あれ、最初私と優羽が喧嘩してたはずなんだけどな……。

何か冷静になってきた。

「2人とも落ち着いて。」

「っ……そうね、少し熱くなりすぎたわ。」

「何で紗羽もお母さんも、私の気持ち分かってくれないのよ!!」

「……じゃあ、優羽に私の気持ちわかるの?分かるわけないよ。」

「はぁ?何言ってるの?」

もう、本当のこと言ってしまいたい。

「私ね、龍ちゃんが好きなの。
ずっと前から。」

「……へ?」

「優羽は、中二の時私に龍ちゃんが好きだって言ったよね?
その時には、もう私は、龍ちゃんが好きだった。
……だからこそ、龍ちゃんの本心が見えてしまった。
いつも龍ちゃんは、優羽を見てた。
だから、優羽が龍ちゃんを好きだって言った時、あぁ、諦めなきゃって思った。」

「……。」

「でも、諦めるなんてできなかった。
でも、言えるわけない。
だから、私は心の中で静かに龍ちゃんに恋してたの。
そしたら、龍ちゃんが事故に遭った。
事故に遭った龍ちゃんから優羽は、逃げた。」

「っ……!」

「龍ちゃん、最初は、プリン持っていっても投げられた。
その次は、声を出してくれなくなった。
……私は、逃げたくなかった。
ううん、逃げられる訳ない。
大好きな人が苦しんでるのに、自分だけ逃げるなんてできないかから。
……それなのに優羽は、逃げたじゃない。
そんな人の気持ちなんてわかりたくない。

そんな人に私の気持ちわかって欲しくない。
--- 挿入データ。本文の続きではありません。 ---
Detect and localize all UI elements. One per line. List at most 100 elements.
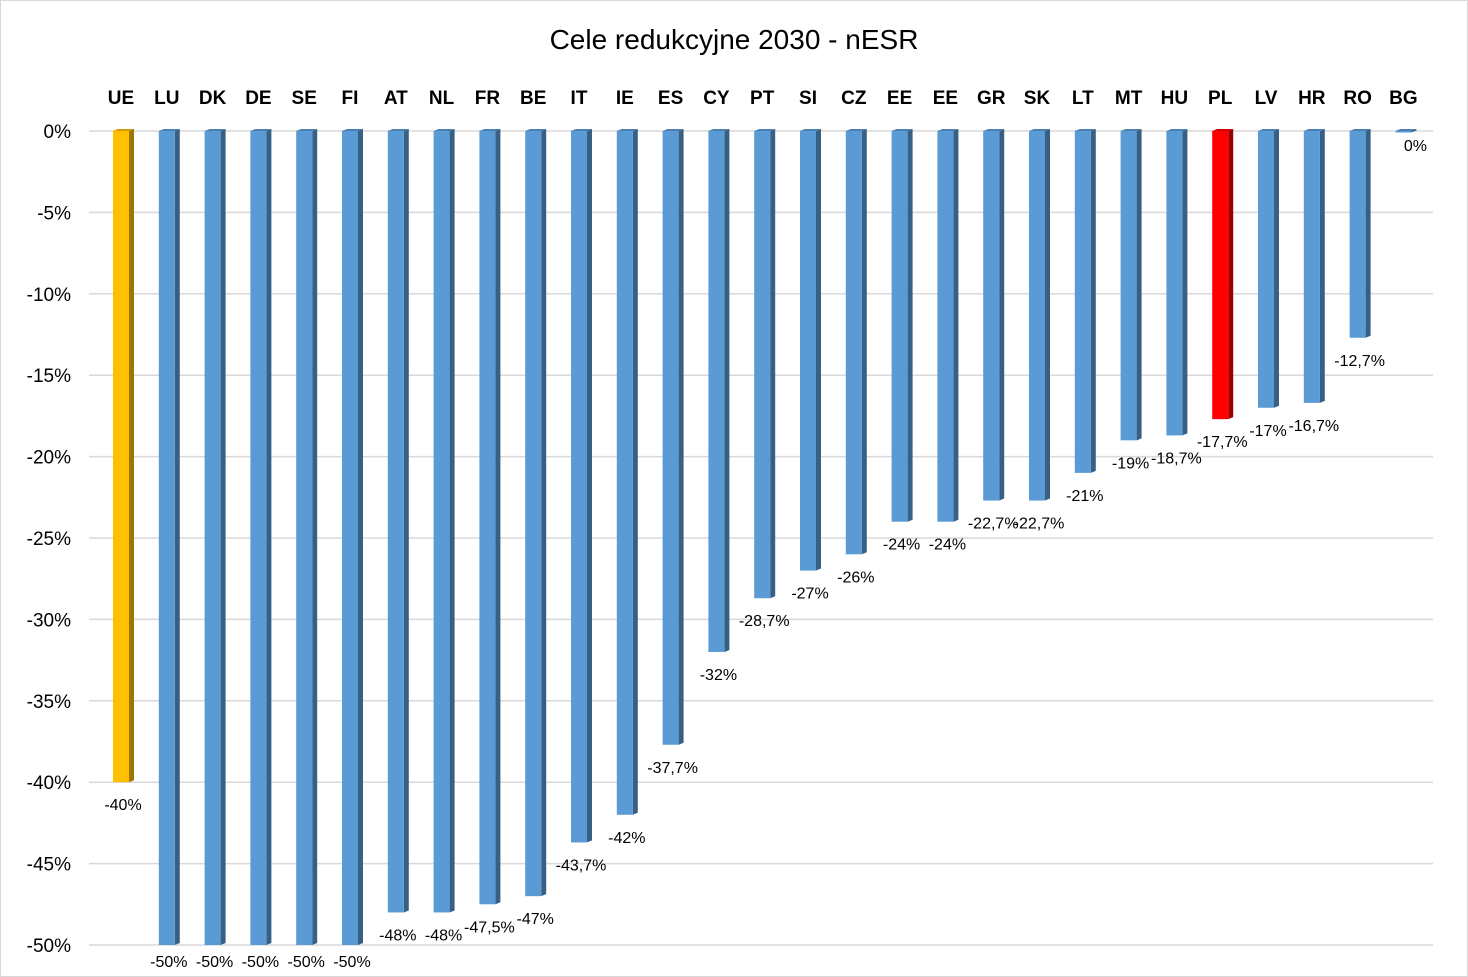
category-label: RO	[1343, 88, 1372, 109]
data-label: -28,7%	[739, 613, 790, 630]
data-label: -26%	[837, 569, 874, 586]
data-label: -40%	[104, 797, 141, 814]
bar	[158, 129, 180, 945]
data-label: -16,7%	[1288, 418, 1339, 435]
data-label: -21%	[1066, 488, 1103, 505]
category-label: LV	[1255, 88, 1278, 109]
category-label: FR	[475, 88, 501, 109]
y-tick-label: -10%	[27, 285, 71, 306]
category-label: SI	[799, 88, 817, 109]
data-label: -19%	[1112, 455, 1149, 472]
bar	[845, 129, 867, 555]
bar	[1258, 129, 1279, 408]
y-tick-label: -45%	[27, 855, 71, 876]
bar	[708, 129, 730, 652]
chart-title: Cele redukcyjne 2030 - nESR	[550, 24, 919, 55]
category-label: HR	[1298, 88, 1326, 109]
data-label: -22,7%	[1014, 516, 1065, 533]
bar	[525, 129, 547, 897]
bar	[1303, 129, 1325, 403]
category-label: GR	[977, 88, 1006, 109]
bar	[1120, 129, 1142, 441]
bar	[479, 129, 501, 905]
bar	[433, 129, 455, 913]
bar	[1166, 129, 1188, 436]
bar	[1395, 129, 1417, 133]
bar	[983, 129, 1005, 501]
category-label: DE	[245, 88, 271, 109]
bar	[113, 129, 134, 783]
bar	[1074, 129, 1096, 473]
category-labels: UE LU DK DE SE FI AT NL FR BE IT IE ES CY PT SI CZ EE EE GR…	[108, 88, 1418, 109]
bar	[754, 129, 776, 599]
data-label: -12,7%	[1334, 353, 1385, 370]
bar	[571, 129, 592, 843]
data-label: 0%	[1404, 138, 1427, 155]
bar	[937, 129, 959, 522]
y-axis-ticks: 0% -5% -10% -15% -20% -25% -30% -35% -40% -45% -50…	[27, 122, 71, 957]
category-label: BG	[1389, 88, 1418, 109]
y-tick-label: -50%	[27, 936, 71, 957]
bar	[296, 129, 318, 945]
category-label: PL	[1208, 88, 1233, 109]
category-label: DK	[199, 88, 227, 109]
data-label: -24%	[929, 537, 966, 554]
data-label: -50%	[333, 954, 370, 971]
data-labels: -40%-50% -50% -50% -50% -50%-48% -48% -47,5% -4…	[104, 138, 1427, 971]
y-tick-label: -40%	[27, 773, 71, 794]
data-label: -17,7%	[1197, 434, 1248, 451]
category-label: IT	[571, 88, 588, 109]
y-tick-label: -35%	[27, 692, 71, 713]
bar	[800, 129, 821, 571]
y-tick-label: -15%	[27, 366, 71, 387]
data-label: -47%	[517, 911, 554, 928]
data-label: -27%	[791, 586, 828, 603]
bar	[891, 129, 913, 522]
data-label: -17%	[1249, 423, 1286, 440]
category-label: LT	[1072, 88, 1094, 109]
category-label: IE	[616, 88, 634, 109]
category-label: CY	[703, 88, 730, 109]
category-label: FI	[342, 88, 359, 109]
category-label: CZ	[841, 88, 867, 109]
bar	[204, 129, 226, 945]
category-label: ES	[658, 88, 683, 109]
category-label: EE	[887, 88, 912, 109]
data-label: -50%	[150, 954, 187, 971]
data-label: -50%	[288, 954, 325, 971]
data-label: -37,7%	[647, 760, 698, 777]
data-label: -43,7%	[556, 857, 607, 874]
category-label: MT	[1115, 88, 1143, 109]
data-label: -18,7%	[1151, 450, 1202, 467]
category-label: PT	[750, 88, 775, 109]
bar	[387, 129, 409, 913]
data-label: -22,7%	[968, 516, 1019, 533]
y-tick-label: -5%	[37, 203, 71, 224]
category-label: LU	[154, 88, 179, 109]
bar	[1029, 129, 1050, 501]
category-label: SK	[1024, 88, 1051, 109]
data-label: -42%	[608, 830, 645, 847]
bars	[113, 129, 1417, 945]
data-label: -48%	[379, 927, 416, 944]
y-tick-label: -30%	[27, 610, 71, 631]
data-label: -24%	[883, 537, 920, 554]
category-label: NL	[429, 88, 455, 109]
bar	[662, 129, 684, 745]
data-label: -32%	[700, 667, 737, 684]
bar	[616, 129, 638, 815]
category-label: AT	[384, 88, 408, 109]
y-tick-label: -25%	[27, 529, 71, 550]
bar	[342, 129, 363, 945]
data-label: -47,5%	[464, 919, 515, 936]
y-tick-label: -20%	[27, 448, 71, 469]
bar	[1349, 129, 1371, 338]
data-label: -50%	[196, 954, 233, 971]
category-label: BE	[520, 88, 546, 109]
y-tick-label: 0%	[44, 122, 72, 143]
bar	[250, 129, 272, 945]
bar	[1212, 129, 1234, 420]
category-label: UE	[108, 88, 134, 109]
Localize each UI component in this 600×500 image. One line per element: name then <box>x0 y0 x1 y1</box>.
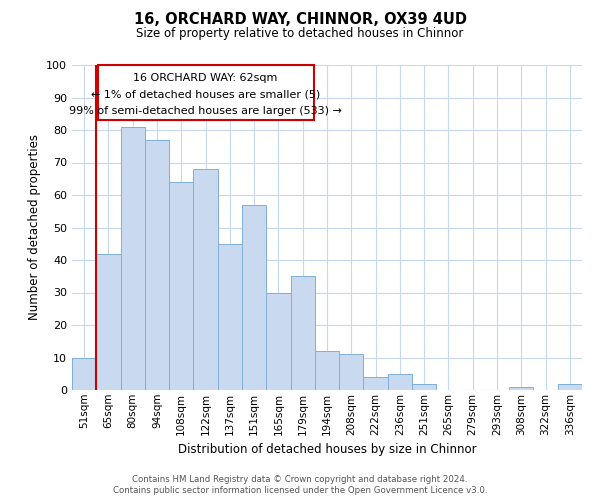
X-axis label: Distribution of detached houses by size in Chinnor: Distribution of detached houses by size … <box>178 443 476 456</box>
Text: Contains public sector information licensed under the Open Government Licence v3: Contains public sector information licen… <box>113 486 487 495</box>
Bar <box>72 358 96 390</box>
Bar <box>96 254 121 390</box>
Y-axis label: Number of detached properties: Number of detached properties <box>28 134 41 320</box>
Text: 16 ORCHARD WAY: 62sqm: 16 ORCHARD WAY: 62sqm <box>133 73 278 83</box>
FancyBboxPatch shape <box>97 65 314 120</box>
Bar <box>339 354 364 390</box>
Bar <box>218 244 242 390</box>
Bar <box>412 384 436 390</box>
Bar <box>364 377 388 390</box>
Bar <box>242 205 266 390</box>
Bar <box>169 182 193 390</box>
Bar <box>145 140 169 390</box>
Text: Contains HM Land Registry data © Crown copyright and database right 2024.: Contains HM Land Registry data © Crown c… <box>132 475 468 484</box>
Bar <box>121 126 145 390</box>
Text: Size of property relative to detached houses in Chinnor: Size of property relative to detached ho… <box>136 28 464 40</box>
Bar <box>193 169 218 390</box>
Bar <box>266 292 290 390</box>
Bar <box>509 387 533 390</box>
Bar <box>388 374 412 390</box>
Text: 99% of semi-detached houses are larger (533) →: 99% of semi-detached houses are larger (… <box>69 106 342 116</box>
Text: ← 1% of detached houses are smaller (5): ← 1% of detached houses are smaller (5) <box>91 90 320 100</box>
Bar <box>558 384 582 390</box>
Bar <box>315 351 339 390</box>
Text: 16, ORCHARD WAY, CHINNOR, OX39 4UD: 16, ORCHARD WAY, CHINNOR, OX39 4UD <box>133 12 467 28</box>
Bar <box>290 276 315 390</box>
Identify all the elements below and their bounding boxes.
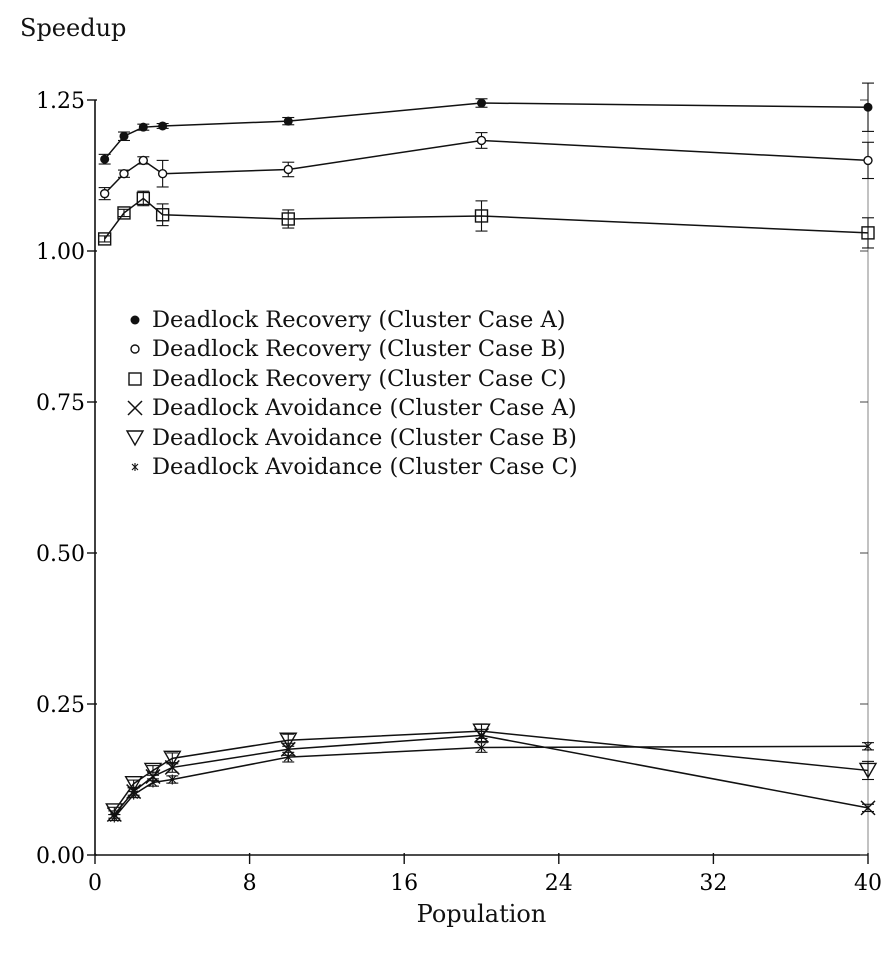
series-line bbox=[104, 197, 869, 240]
x-tick-label: 16 bbox=[390, 871, 418, 896]
point bbox=[158, 121, 168, 131]
point bbox=[155, 208, 170, 222]
legend-label: Deadlock Avoidance (Cluster Case B) bbox=[152, 424, 577, 451]
legend-item-avoidance-b: Deadlock Avoidance (Cluster Case B) bbox=[118, 423, 578, 453]
point bbox=[143, 762, 163, 779]
x-mark-icon bbox=[118, 396, 152, 420]
point bbox=[99, 188, 110, 199]
point bbox=[472, 723, 491, 740]
point bbox=[148, 777, 158, 788]
point bbox=[474, 209, 489, 223]
x-tick-label: 0 bbox=[88, 871, 102, 896]
point bbox=[283, 164, 293, 175]
legend-label: Deadlock Recovery (Cluster Case B) bbox=[152, 336, 566, 363]
legend: Deadlock Recovery (Cluster Case A) Deadl… bbox=[118, 305, 578, 482]
y-tick-label: 1.00 bbox=[36, 240, 85, 265]
triangle-down-icon bbox=[118, 426, 152, 450]
legend-label: Deadlock Avoidance (Cluster Case A) bbox=[152, 395, 577, 422]
legend-label: Deadlock Recovery (Cluster Case C) bbox=[152, 365, 567, 392]
point bbox=[476, 135, 487, 146]
point bbox=[97, 232, 112, 246]
y-tick-label: 1.25 bbox=[36, 89, 85, 114]
legend-item-recovery-c: Deadlock Recovery (Cluster Case C) bbox=[118, 364, 578, 394]
series-line bbox=[113, 745, 869, 819]
filled-circle-icon bbox=[118, 308, 152, 332]
x-tick-label: 32 bbox=[699, 871, 727, 896]
point bbox=[863, 155, 873, 166]
point bbox=[164, 759, 180, 775]
legend-item-avoidance-a: Deadlock Avoidance (Cluster Case A) bbox=[118, 394, 578, 424]
legend-label: Deadlock Recovery (Cluster Case A) bbox=[152, 306, 566, 333]
y-tick-label: 0.25 bbox=[36, 693, 85, 718]
series-6 bbox=[108, 741, 874, 823]
point bbox=[119, 131, 129, 141]
point bbox=[136, 191, 151, 206]
x-axis-title: Population bbox=[416, 900, 547, 928]
point bbox=[477, 742, 486, 753]
asterisk-icon bbox=[118, 455, 152, 479]
point bbox=[163, 750, 182, 767]
point bbox=[283, 116, 293, 126]
point bbox=[477, 98, 486, 108]
point bbox=[863, 102, 873, 112]
point bbox=[279, 732, 298, 749]
series-line bbox=[104, 102, 869, 160]
point bbox=[124, 776, 143, 793]
series-5 bbox=[105, 723, 878, 820]
series-2 bbox=[98, 132, 874, 201]
point bbox=[105, 803, 124, 820]
series-4 bbox=[106, 727, 876, 823]
y-axis-title: Speedup bbox=[20, 14, 127, 42]
point bbox=[138, 122, 148, 132]
open-circle-icon bbox=[118, 337, 152, 361]
x-tick-label: 40 bbox=[854, 871, 882, 896]
point bbox=[863, 741, 873, 752]
y-tick-label: 0.50 bbox=[36, 542, 85, 567]
point bbox=[109, 812, 119, 823]
open-square-icon bbox=[118, 367, 152, 391]
series-layer bbox=[97, 82, 878, 823]
point bbox=[283, 752, 293, 763]
series-1 bbox=[98, 82, 874, 165]
y-tick-label: 0.00 bbox=[36, 844, 85, 869]
point bbox=[861, 226, 875, 240]
legend-item-avoidance-c: Deadlock Avoidance (Cluster Case C) bbox=[118, 453, 578, 483]
x-tick-label: 24 bbox=[545, 871, 573, 896]
y-tick-label: 0.75 bbox=[36, 391, 85, 416]
series-3 bbox=[97, 190, 875, 249]
point bbox=[858, 762, 878, 779]
point bbox=[860, 800, 876, 816]
point bbox=[129, 789, 139, 800]
legend-label: Deadlock Avoidance (Cluster Case C) bbox=[152, 454, 578, 481]
point bbox=[157, 168, 168, 179]
point bbox=[138, 155, 149, 166]
point bbox=[100, 154, 110, 164]
point bbox=[167, 774, 177, 785]
point bbox=[117, 206, 131, 220]
point bbox=[119, 168, 129, 179]
point bbox=[281, 212, 295, 226]
x-tick-label: 8 bbox=[243, 871, 257, 896]
axes: 0.00 0.25 0.50 0.75 1.00 1.25 0 8 16 24 32 40 bbox=[36, 88, 882, 896]
point bbox=[280, 741, 296, 757]
legend-item-recovery-b: Deadlock Recovery (Cluster Case B) bbox=[118, 335, 578, 365]
legend-item-recovery-a: Deadlock Recovery (Cluster Case A) bbox=[118, 305, 578, 335]
series-line bbox=[113, 730, 869, 812]
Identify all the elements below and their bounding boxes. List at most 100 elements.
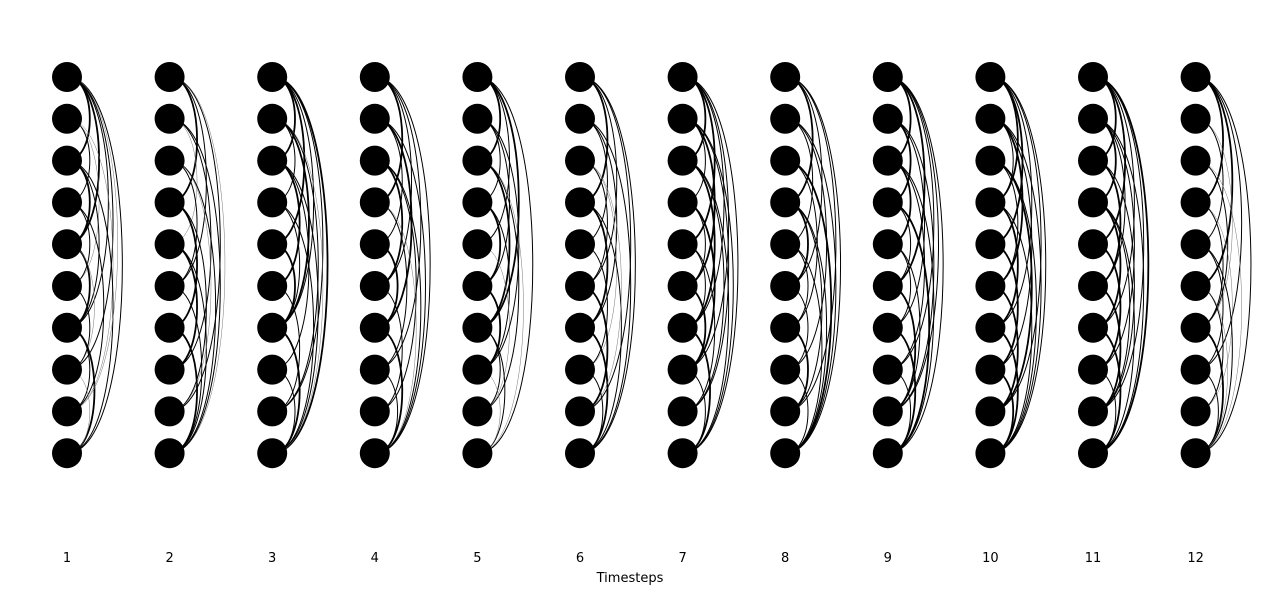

」

「優羽は、逃げてない……。」

「そっか……。でも、私には逃げてるように見えるよ。……ねぇ、優羽逃げないで。」

「だから、逃げてない!!」

「……もう、私は負けないから。
スケートも。……龍ちゃんも。
やっと戦う理由ができた。」

「龍は、私の!!」

「じゃあ、戦えば?」

これがフィギュアスケートの天才双子の歴史の始まりだったのかもしれないーー。